Kusumiyati Kusumiyati,Yonathan Asikin
DOI: https://doi.org/10.1515/opag-2022-0163
2023-01-01
Open Agriculture
Abstract:Abstract The purpose of this study was to predict the total phenolic content (TPC) and total flavonoid content (TFC) in several horticultural commodities using near-infrared spectroscopy (NIRS) combined with machine learning. Although models are typically developed for a single product, expanding the coverage of the model can improve efficiency. In this study, 700 samples were used, including varieties of shallot, cayenne pepper, and red chili. The results showed that the TPC model developed yielded R 2 cal, root mean squares error in the calibration set, R 2 pred, root mean squares error in prediction set, and ratio of performance to deviation values of 0.79, 123.33, 0.78, 124.20, and 2.13, respectively. Meanwhile, the TFC model produced values of 0.71, 44.52, 0.72, 42.10, and 1.87, respectively. The wavelengths 912, 939, and 942 nm are closely related to phenolic compounds and flavonoids. The accuracy of the model in this study produced satisfactory results. Therefore, the application of NIRS and machine learning to horticultural products has a high potential of replacing conventional laboratory analysis TPC and TFC.
What problem does this paper attempt to address?

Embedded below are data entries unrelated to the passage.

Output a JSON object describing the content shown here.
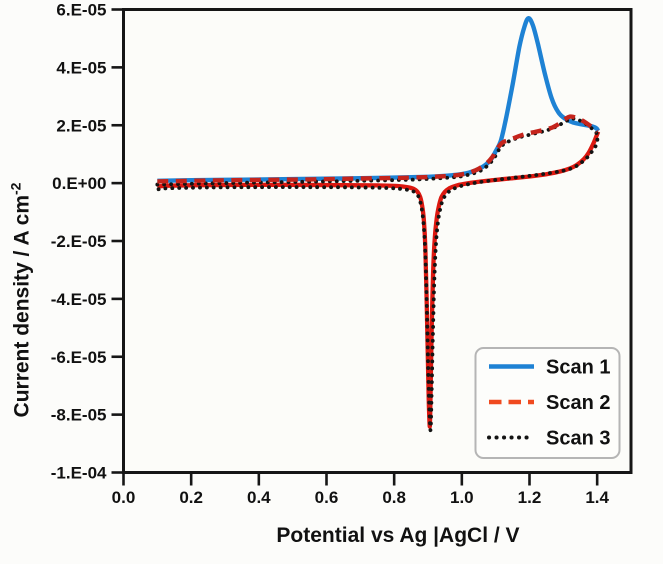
{
  "page": {
    "background": "#fcfcfa"
  },
  "chart_data": {
    "type": "line",
    "title": "",
    "xlabel": "Potential vs Ag |AgCl / V",
    "ylabel": {
      "base": "Current density / A cm",
      "sup": "-2"
    },
    "xlim": [
      0.0,
      1.5
    ],
    "ylim": [
      -0.0001,
      6e-05
    ],
    "grid": false,
    "x_ticks": [
      {
        "v": 0.0,
        "label": "0.0"
      },
      {
        "v": 0.2,
        "label": "0.2"
      },
      {
        "v": 0.4,
        "label": "0.4"
      },
      {
        "v": 0.6,
        "label": "0.6"
      },
      {
        "v": 0.8,
        "label": "0.8"
      },
      {
        "v": 1.0,
        "label": "1.0"
      },
      {
        "v": 1.2,
        "label": "1.2"
      },
      {
        "v": 1.4,
        "label": "1.4"
      }
    ],
    "y_ticks": [
      {
        "v": 6e-05,
        "label": "6.E-05"
      },
      {
        "v": 4e-05,
        "label": "4.E-05"
      },
      {
        "v": 2e-05,
        "label": "2.E-05"
      },
      {
        "v": 0,
        "label": "0.E+00"
      },
      {
        "v": -2e-05,
        "label": "-2.E-05"
      },
      {
        "v": -4e-05,
        "label": "-4.E-05"
      },
      {
        "v": -6e-05,
        "label": "-6.E-05"
      },
      {
        "v": -8e-05,
        "label": "-8.E-05"
      },
      {
        "v": -0.0001,
        "label": "-1.E-04"
      }
    ],
    "legend": {
      "position": "lower-right",
      "entries": [
        {
          "label": "Scan 1",
          "color": "#1e82d4",
          "style": "solid"
        },
        {
          "label": "Scan 2",
          "color": "#f04a1f",
          "style": "dashed"
        },
        {
          "label": "Scan 3",
          "color": "#141414",
          "style": "dotted"
        }
      ]
    },
    "series": [
      {
        "name": "Scan 1 (anodic sweep, blue solid)",
        "legend": "Scan 1",
        "style": "solid",
        "color": "#1e82d4",
        "width": 4.4,
        "points": [
          [
            0.1,
            8e-07
          ],
          [
            0.2,
            1e-06
          ],
          [
            0.35,
            1.2e-06
          ],
          [
            0.5,
            1.4e-06
          ],
          [
            0.65,
            1.6e-06
          ],
          [
            0.8,
            1.9e-06
          ],
          [
            0.9,
            2.2e-06
          ],
          [
            0.97,
            2.7e-06
          ],
          [
            1.02,
            3.6e-06
          ],
          [
            1.06,
            5.5e-06
          ],
          [
            1.085,
            8e-06
          ],
          [
            1.1,
            1.1e-05
          ],
          [
            1.115,
            1.45e-05
          ],
          [
            1.13,
            2.2e-05
          ],
          [
            1.15,
            3.4e-05
          ],
          [
            1.17,
            4.7e-05
          ],
          [
            1.185,
            5.4e-05
          ],
          [
            1.197,
            5.7e-05
          ],
          [
            1.21,
            5.45e-05
          ],
          [
            1.225,
            4.8e-05
          ],
          [
            1.245,
            3.8e-05
          ],
          [
            1.265,
            2.95e-05
          ],
          [
            1.285,
            2.45e-05
          ],
          [
            1.305,
            2.23e-05
          ],
          [
            1.33,
            2.09e-05
          ],
          [
            1.36,
            2.02e-05
          ],
          [
            1.385,
            1.96e-05
          ],
          [
            1.398,
            1.89e-05
          ],
          [
            1.403,
            1.8e-05
          ]
        ]
      },
      {
        "name": "Scan 2 return (cathodic sweep, red solid)",
        "legend": "Scan 2",
        "style": "solid",
        "color": "#dc1810",
        "width": 4.3,
        "points": [
          [
            1.403,
            1.78e-05
          ],
          [
            1.39,
            1.4e-05
          ],
          [
            1.375,
            1.05e-05
          ],
          [
            1.36,
            8.2e-06
          ],
          [
            1.34,
            6.3e-06
          ],
          [
            1.32,
            5.1e-06
          ],
          [
            1.29,
            4e-06
          ],
          [
            1.25,
            3.1e-06
          ],
          [
            1.2,
            2.3e-06
          ],
          [
            1.15,
            1.7e-06
          ],
          [
            1.1,
            1.1e-06
          ],
          [
            1.05,
            5e-07
          ],
          [
            1.02,
            0
          ],
          [
            1.0,
            -4e-07
          ],
          [
            0.98,
            -1e-06
          ],
          [
            0.963,
            -1.8e-06
          ],
          [
            0.95,
            -3e-06
          ],
          [
            0.94,
            -4.8e-06
          ],
          [
            0.933,
            -7.5e-06
          ],
          [
            0.926,
            -1.2e-05
          ],
          [
            0.92,
            -1.9e-05
          ],
          [
            0.915,
            -3.1e-05
          ],
          [
            0.911,
            -5e-05
          ],
          [
            0.908,
            -7e-05
          ],
          [
            0.9065,
            -8e-05
          ],
          [
            0.905,
            -8.4e-05
          ],
          [
            0.9025,
            -7.6e-05
          ],
          [
            0.899,
            -5.8e-05
          ],
          [
            0.8955,
            -3.8e-05
          ],
          [
            0.892,
            -2.2e-05
          ],
          [
            0.888,
            -1.3e-05
          ],
          [
            0.883,
            -8e-06
          ],
          [
            0.877,
            -4.8e-06
          ],
          [
            0.869,
            -3e-06
          ],
          [
            0.858,
            -2e-06
          ],
          [
            0.84,
            -1.4e-06
          ],
          [
            0.81,
            -1e-06
          ],
          [
            0.75,
            -8e-07
          ],
          [
            0.65,
            -7e-07
          ],
          [
            0.5,
            -6e-07
          ],
          [
            0.35,
            -6e-07
          ],
          [
            0.22,
            -7e-07
          ],
          [
            0.13,
            -9e-07
          ],
          [
            0.1,
            -1.2e-06
          ]
        ]
      },
      {
        "name": "Scan 3 (full cycle, black dotted)",
        "legend": "Scan 3",
        "style": "dotted",
        "color": "#141414",
        "width": 3.8,
        "points": [
          [
            0.1,
            -5e-07
          ],
          [
            0.25,
            -1e-07
          ],
          [
            0.4,
            2e-07
          ],
          [
            0.55,
            5e-07
          ],
          [
            0.7,
            8e-07
          ],
          [
            0.85,
            1.2e-06
          ],
          [
            0.95,
            1.8e-06
          ],
          [
            1.0,
            2.4e-06
          ],
          [
            1.05,
            4e-06
          ],
          [
            1.08,
            6.5e-06
          ],
          [
            1.1,
            9.5e-06
          ],
          [
            1.115,
            1.25e-05
          ],
          [
            1.135,
            1.42e-05
          ],
          [
            1.17,
            1.58e-05
          ],
          [
            1.21,
            1.7e-05
          ],
          [
            1.25,
            1.82e-05
          ],
          [
            1.28,
            1.96e-05
          ],
          [
            1.305,
            2.12e-05
          ],
          [
            1.325,
            2.23e-05
          ],
          [
            1.345,
            2.18e-05
          ],
          [
            1.365,
            2.06e-05
          ],
          [
            1.385,
            1.88e-05
          ],
          [
            1.4,
            1.68e-05
          ],
          [
            1.398,
            1.35e-05
          ],
          [
            1.385,
            1.1e-05
          ],
          [
            1.37,
            8.8e-06
          ],
          [
            1.35,
            6.8e-06
          ],
          [
            1.33,
            5.4e-06
          ],
          [
            1.3,
            4.3e-06
          ],
          [
            1.25,
            3.3e-06
          ],
          [
            1.2,
            2.5e-06
          ],
          [
            1.15,
            1.8e-06
          ],
          [
            1.1,
            1.1e-06
          ],
          [
            1.05,
            3e-07
          ],
          [
            1.01,
            -6e-07
          ],
          [
            0.99,
            -1.3e-06
          ],
          [
            0.97,
            -2.3e-06
          ],
          [
            0.955,
            -3.7e-06
          ],
          [
            0.944,
            -5.8e-06
          ],
          [
            0.936,
            -9e-06
          ],
          [
            0.929,
            -1.4e-05
          ],
          [
            0.923,
            -2.2e-05
          ],
          [
            0.918,
            -3.6e-05
          ],
          [
            0.914,
            -5.5e-05
          ],
          [
            0.9105,
            -7.3e-05
          ],
          [
            0.908,
            -8.5e-05
          ],
          [
            0.905,
            -8.1e-05
          ],
          [
            0.901,
            -6.6e-05
          ],
          [
            0.897,
            -4.5e-05
          ],
          [
            0.893,
            -2.7e-05
          ],
          [
            0.888,
            -1.55e-05
          ],
          [
            0.882,
            -9.2e-06
          ],
          [
            0.875,
            -5.6e-06
          ],
          [
            0.866,
            -3.6e-06
          ],
          [
            0.85,
            -2.6e-06
          ],
          [
            0.82,
            -2e-06
          ],
          [
            0.78,
            -1.7e-06
          ],
          [
            0.7,
            -1.5e-06
          ],
          [
            0.55,
            -1.4e-06
          ],
          [
            0.4,
            -1.4e-06
          ],
          [
            0.25,
            -1.5e-06
          ],
          [
            0.13,
            -1.8e-06
          ],
          [
            0.1,
            -2.2e-06
          ]
        ]
      },
      {
        "name": "Scan 2 forward (anodic sweep, red dashed)",
        "legend": "Scan 2",
        "style": "dashed",
        "color": "#c5241c",
        "width": 4.4,
        "points": [
          [
            0.1,
            6e-07
          ],
          [
            0.25,
            9e-07
          ],
          [
            0.4,
            1.1e-06
          ],
          [
            0.55,
            1.3e-06
          ],
          [
            0.7,
            1.6e-06
          ],
          [
            0.85,
            1.9e-06
          ],
          [
            0.95,
            2.4e-06
          ],
          [
            1.0,
            3e-06
          ],
          [
            1.04,
            4.4e-06
          ],
          [
            1.07,
            6.5e-06
          ],
          [
            1.09,
            9e-06
          ],
          [
            1.105,
            1.2e-05
          ],
          [
            1.12,
            1.4e-05
          ],
          [
            1.14,
            1.49e-05
          ],
          [
            1.18,
            1.67e-05
          ],
          [
            1.22,
            1.78e-05
          ],
          [
            1.26,
            1.89e-05
          ],
          [
            1.28,
            2e-05
          ],
          [
            1.3,
            2.17e-05
          ],
          [
            1.32,
            2.3e-05
          ],
          [
            1.34,
            2.25e-05
          ],
          [
            1.358,
            2.15e-05
          ],
          [
            1.383,
            1.95e-05
          ],
          [
            1.4,
            1.78e-05
          ]
        ]
      }
    ]
  }
}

The problem that this paper attempts to solve is to use near - infrared spectroscopy (NIRS) combined with machine - learning techniques to predict the total phenolic content (TPC) and total flavonoid content (TFC) in several horticultural products. Traditionally, the determination of these quality attributes requires chemical analysis in the laboratory, which is not only time - consuming and costly, but also generates chemical waste that is harmful to the environment. Therefore, researchers hope to develop a rapid and non - destructive method to replace the traditional laboratory analysis method in order to improve efficiency and reduce environmental pollution. Specifically, the researchers used 700 samples, including different varieties of onions, peppers and red peppers, collected data through NIRS, and combined multiple machine - learning algorithms to establish prediction models. The goal of the study was to verify whether the combination of NIRS and machine - learning can effectively predict the TPC and TFC of these horticultural products, and which spectral pre - processing method can best improve the prediction ability of the model. The research results show that the original spectral data performs best in predicting TPC and TFC. Although multiple spectral pre - processing methods were tried, they did not significantly improve the accuracy of the model. This may be because the data set itself has high variability, and spectral pre - processing usually functions by minimizing the variability of data. In addition, the study also found that the 900 - 950 - nanometer wavelength region is particularly important for establishing prediction models for TPC and TFC.